Evaluation runs on every change, so its cost compounds. A few practices keep it from ballooning:

  • Right-size the judge. You rarely need your most expensive model as the grader. A mid-tier or small model, validated against human labels, is often a perfectly good judge at a fraction of the price — and cheaper judges mean you can afford to run the two-way position-swap that catches position bias.
  • Sample online, don't grade everything. Judging every production response is wasteful; a representative sample tracks quality trends at a small fraction of the cost.

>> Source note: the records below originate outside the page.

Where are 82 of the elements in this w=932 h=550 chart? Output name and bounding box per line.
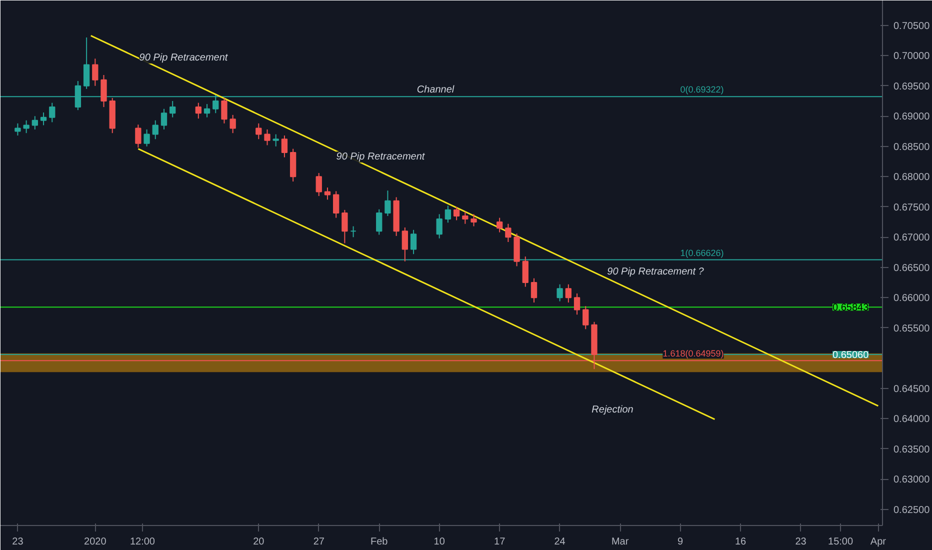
candlestick	[582, 306, 589, 330]
candlestick	[40, 112, 47, 126]
y-tick-label: 0.67000	[894, 232, 930, 244]
candlestick	[410, 229, 417, 255]
x-tick-label: 24	[554, 536, 566, 548]
y-tick-label: 0.69000	[894, 112, 930, 123]
x-tick-label: 23	[12, 536, 24, 548]
candlestick	[92, 58, 98, 86]
candlestick	[272, 134, 279, 147]
candlestick	[402, 226, 408, 262]
candlestick	[256, 122, 262, 140]
candlestick	[281, 135, 288, 158]
candlestick	[221, 97, 228, 124]
candlestick	[23, 120, 30, 134]
x-tick-label: Mar	[611, 536, 630, 548]
annotation: Channel	[416, 84, 455, 96]
candlestick	[135, 124, 142, 148]
y-tick-label: 0.65500	[894, 323, 930, 334]
candlestick	[264, 128, 270, 146]
y-tick-label: 0.66500	[894, 262, 930, 274]
candlestick	[342, 209, 348, 244]
x-tick-label: 16	[734, 536, 747, 548]
candlestick	[170, 100, 176, 118]
candlestick	[565, 284, 572, 304]
x-tick-label: 2020	[84, 536, 107, 548]
candlestick	[49, 102, 56, 123]
y-tick-label: 0.62500	[894, 504, 930, 516]
candlestick	[144, 128, 150, 147]
y-tick-label: 0.68000	[894, 172, 930, 184]
x-tick-label: 15:00	[828, 536, 854, 548]
candlestick	[530, 278, 538, 304]
y-tick-label: 0.67500	[894, 202, 930, 214]
candlestick	[83, 36, 90, 90]
x-tick-label: 12:00	[130, 536, 156, 548]
y-tick-label: 0.68500	[894, 142, 930, 153]
annotation: 90 Pip Retracement ?	[607, 266, 704, 278]
ref-line-label: 1.618(0.64959)	[662, 348, 724, 359]
candlestick	[100, 74, 107, 108]
candlestick	[316, 172, 322, 197]
ref-line-label: 0(0.69322)	[680, 84, 724, 95]
ref-line-label: 1(0.66626)	[680, 248, 724, 258]
candlestick	[376, 208, 382, 236]
x-tick-label: 23	[795, 536, 807, 548]
candlestick	[350, 226, 356, 238]
candlestick	[384, 190, 391, 216]
candlestick	[152, 120, 158, 140]
y-tick-label: 0.70500	[894, 20, 930, 32]
candlestick	[14, 122, 21, 136]
y-tick-label: 0.63500	[894, 444, 930, 456]
y-tick-label: 0.69500	[894, 81, 930, 92]
y-tick-label: 0.64500	[894, 384, 930, 395]
candlestick	[32, 116, 38, 130]
x-tick-label: 27	[313, 536, 325, 548]
annotation: 90 Pip Retracement	[336, 152, 426, 162]
annotation: Rejection	[592, 404, 634, 416]
candlestick	[522, 256, 528, 288]
y-tick-label: 0.70000	[894, 51, 930, 62]
candlestick	[160, 108, 168, 130]
candlestick	[462, 211, 468, 224]
candlestick	[470, 214, 477, 227]
candlestick	[574, 292, 580, 316]
candlestick	[204, 104, 210, 118]
annotation: 90 Pip Retracement	[139, 52, 229, 64]
x-tick-label: Apr	[870, 536, 887, 548]
candlestick	[556, 284, 563, 302]
y-tick-label: 0.64000	[894, 414, 930, 426]
candlestick	[444, 205, 452, 224]
candlestick	[496, 217, 503, 233]
x-tick-label: Feb	[370, 536, 388, 548]
candlestick	[333, 190, 340, 218]
candlestick	[436, 214, 442, 239]
x-tick-label: 9	[678, 536, 684, 548]
candlestick	[195, 102, 202, 120]
candlestick	[324, 187, 331, 200]
candlestick	[453, 206, 460, 221]
y-tick-label: 0.63000	[894, 474, 930, 486]
candlestick	[230, 114, 236, 134]
x-tick-label: 20	[253, 536, 265, 548]
y-tick-label: 0.66000	[894, 293, 930, 304]
candlestick	[505, 223, 512, 242]
x-tick-label: 17	[494, 536, 506, 548]
x-tick-label: 10	[434, 536, 446, 548]
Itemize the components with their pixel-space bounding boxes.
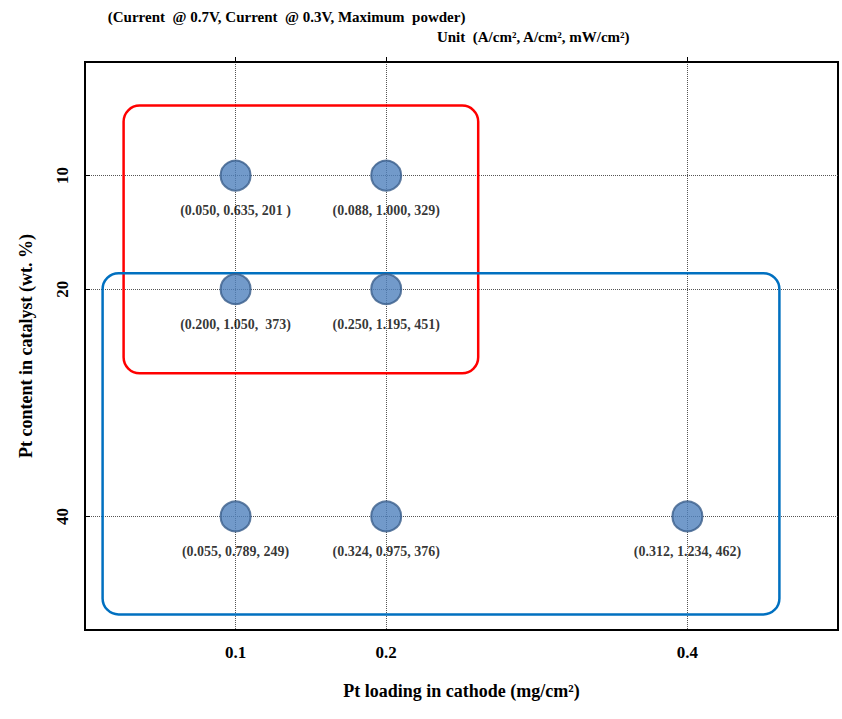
svg-text:(0.324, 0.975, 376): (0.324, 0.975, 376) (333, 544, 441, 560)
svg-text:(0.200, 1.050, 373): (0.200, 1.050, 373) (180, 317, 291, 333)
svg-text:20: 20 (53, 281, 72, 298)
svg-text:Unit (A/cm², A/cm², mW/cm²): Unit (A/cm², A/cm², mW/cm²) (437, 29, 630, 46)
svg-text:40: 40 (53, 508, 72, 525)
svg-text:(0.088, 1.000, 329): (0.088, 1.000, 329) (333, 203, 441, 219)
svg-text:Pt content in catalyst (wt. %): Pt content in catalyst (wt. %) (16, 234, 37, 458)
svg-text:0.1: 0.1 (225, 643, 246, 662)
svg-text:(0.312, 1.234, 462): (0.312, 1.234, 462) (634, 544, 742, 560)
svg-text:0.2: 0.2 (376, 643, 397, 662)
svg-text:Pt loading in cathode (mg/cm²): Pt loading in cathode (mg/cm²) (343, 681, 579, 702)
svg-text:(0.055, 0.789, 249): (0.055, 0.789, 249) (182, 544, 290, 560)
svg-text:0.4: 0.4 (677, 643, 699, 662)
svg-text:(Current @ 0.7V, Current @ 0: (Current @ 0.7V, Current @ 0.3V, Maximum… (108, 9, 466, 26)
svg-text:(0.250, 1.195, 451): (0.250, 1.195, 451) (333, 317, 441, 333)
svg-text:10: 10 (53, 167, 72, 184)
svg-text:(0.050, 0.635, 201 ): (0.050, 0.635, 201 ) (180, 203, 291, 219)
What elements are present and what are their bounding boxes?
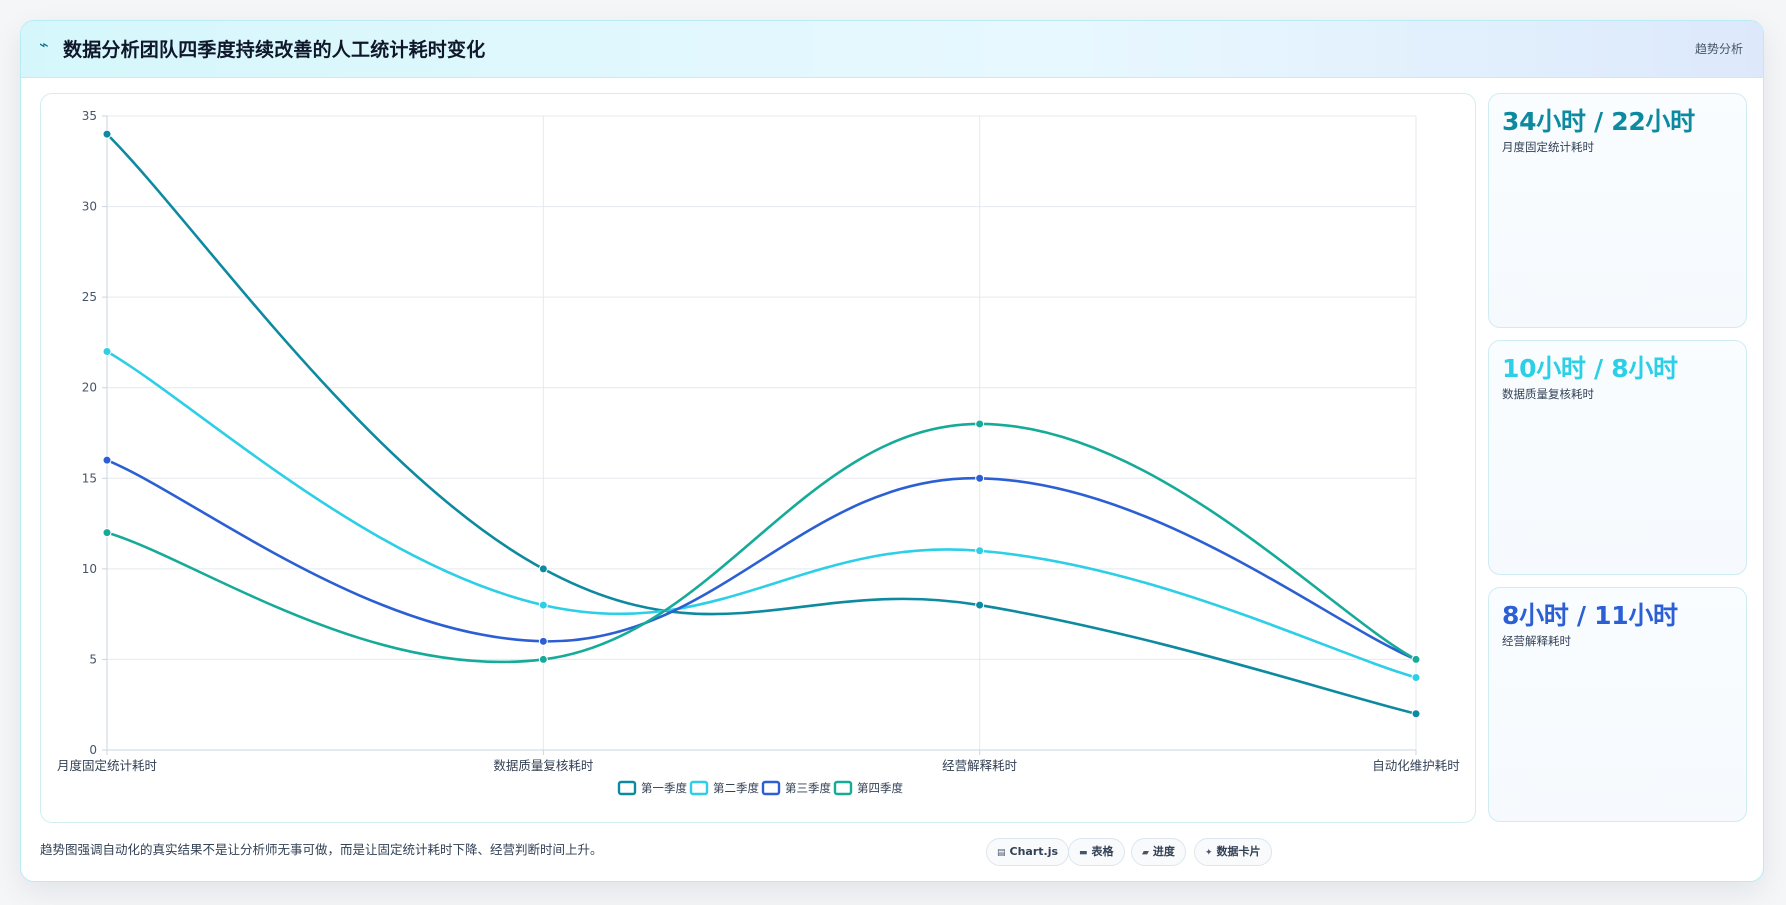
chip-table[interactable]: ▬ 表格: [1068, 838, 1125, 866]
chip-label: Chart.js: [1009, 845, 1059, 858]
data-point-series-4: [102, 528, 112, 538]
legend-swatch[interactable]: [617, 780, 637, 796]
legend-label[interactable]: 第一季度: [641, 781, 687, 795]
y-tick-label: 15: [82, 471, 97, 485]
data-point-series-4: [538, 654, 548, 664]
y-tick-label: 5: [89, 652, 97, 666]
chip-chartjs[interactable]: ▤ Chart.js: [986, 838, 1070, 866]
y-tick-label: 10: [82, 562, 97, 576]
chart-icon: ▤: [997, 848, 1006, 858]
legend-label[interactable]: 第二季度: [713, 781, 759, 795]
chip-progress[interactable]: ▰ 进度: [1131, 838, 1186, 866]
chip-data-card[interactable]: ✦ 数据卡片: [1194, 838, 1272, 866]
data-point-series-3: [102, 455, 112, 465]
data-point-series-4: [1411, 654, 1421, 664]
stat-value: 8小时 / 11小时: [1502, 601, 1678, 630]
data-point-series-3: [538, 636, 548, 646]
data-point-series-1: [1411, 709, 1421, 719]
data-point-series-2: [975, 546, 985, 556]
stat-value: 34小时 / 22小时: [1502, 107, 1695, 136]
legend-swatch[interactable]: [689, 780, 709, 796]
x-tick-label: 月度固定统计耗时: [57, 758, 158, 773]
footnote: 趋势图强调自动化的真实结果不是让分析师无事可做，而是让固定统计耗时下降、经营判断…: [40, 842, 603, 857]
data-point-series-2: [102, 346, 112, 356]
y-tick-label: 25: [82, 290, 97, 304]
legend-swatch[interactable]: [833, 780, 853, 796]
series-line-4: [105, 422, 1418, 664]
stat-label: 数据质量复核耗时: [1502, 387, 1594, 401]
stat-label: 经营解释耗时: [1502, 634, 1571, 648]
y-tick-label: 35: [82, 109, 97, 123]
line-chart: 0 5 10 15 20 25 30 35 月度固定统计耗时 数据质量复核耗时 经营解释耗时 自动化维…: [57, 109, 1460, 796]
stat-card-fixed-stats: 34小时 / 22小时 月度固定统计耗时: [1488, 93, 1747, 328]
y-tick-label: 30: [82, 200, 97, 214]
series-line-3: [105, 458, 1418, 661]
progress-icon: ▰: [1142, 848, 1149, 858]
sparkle-icon: ✦: [1205, 848, 1213, 858]
x-tick-label: 数据质量复核耗时: [493, 758, 594, 773]
data-point-series-1: [975, 600, 985, 610]
chip-label: 进度: [1152, 845, 1175, 858]
stat-label: 月度固定统计耗时: [1502, 140, 1594, 154]
series-line-2: [105, 350, 1418, 679]
series-line-1: [105, 132, 1418, 716]
legend-label[interactable]: 第三季度: [785, 781, 831, 795]
table-icon: ▬: [1079, 848, 1088, 858]
category-tag: 趋势分析: [1694, 42, 1743, 56]
report-card: ⌁ 数据分析团队四季度持续改善的人工统计耗时变化 趋势分析 0 5 10 15 20 25…: [20, 20, 1764, 882]
x-tick-label: 经营解释耗时: [942, 758, 1018, 773]
chip-label: 数据卡片: [1216, 845, 1261, 858]
stat-card-quality-review: 10小时 / 8小时 数据质量复核耗时: [1488, 340, 1747, 575]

  • Batch offline runs. Evals are latency-insensitive by nature, which makes them a textbook fit for asynchronous batch APIs that process requests at a discount — often half price — for the tolerance of a slower turnaround. There is no reason to pay real-time rates to grade a fixed dataset overnight.
  • Cache the stable parts. A judge prompt with a long fixed rubric is exactly the repeated-prefix pattern prompt caching was built for; put the rubric behind a cache breakpoint and pay full price for it once.

The goal isn't a perfect measurement of quality, which doesn't exist. It's a measurement consistent and honest enough that you can change your system and know which direction you moved — cheaply enough that you'll actually run it every time. A skeptical, well-instrumented eval is the thing that turns "we think this is better" into "we checked."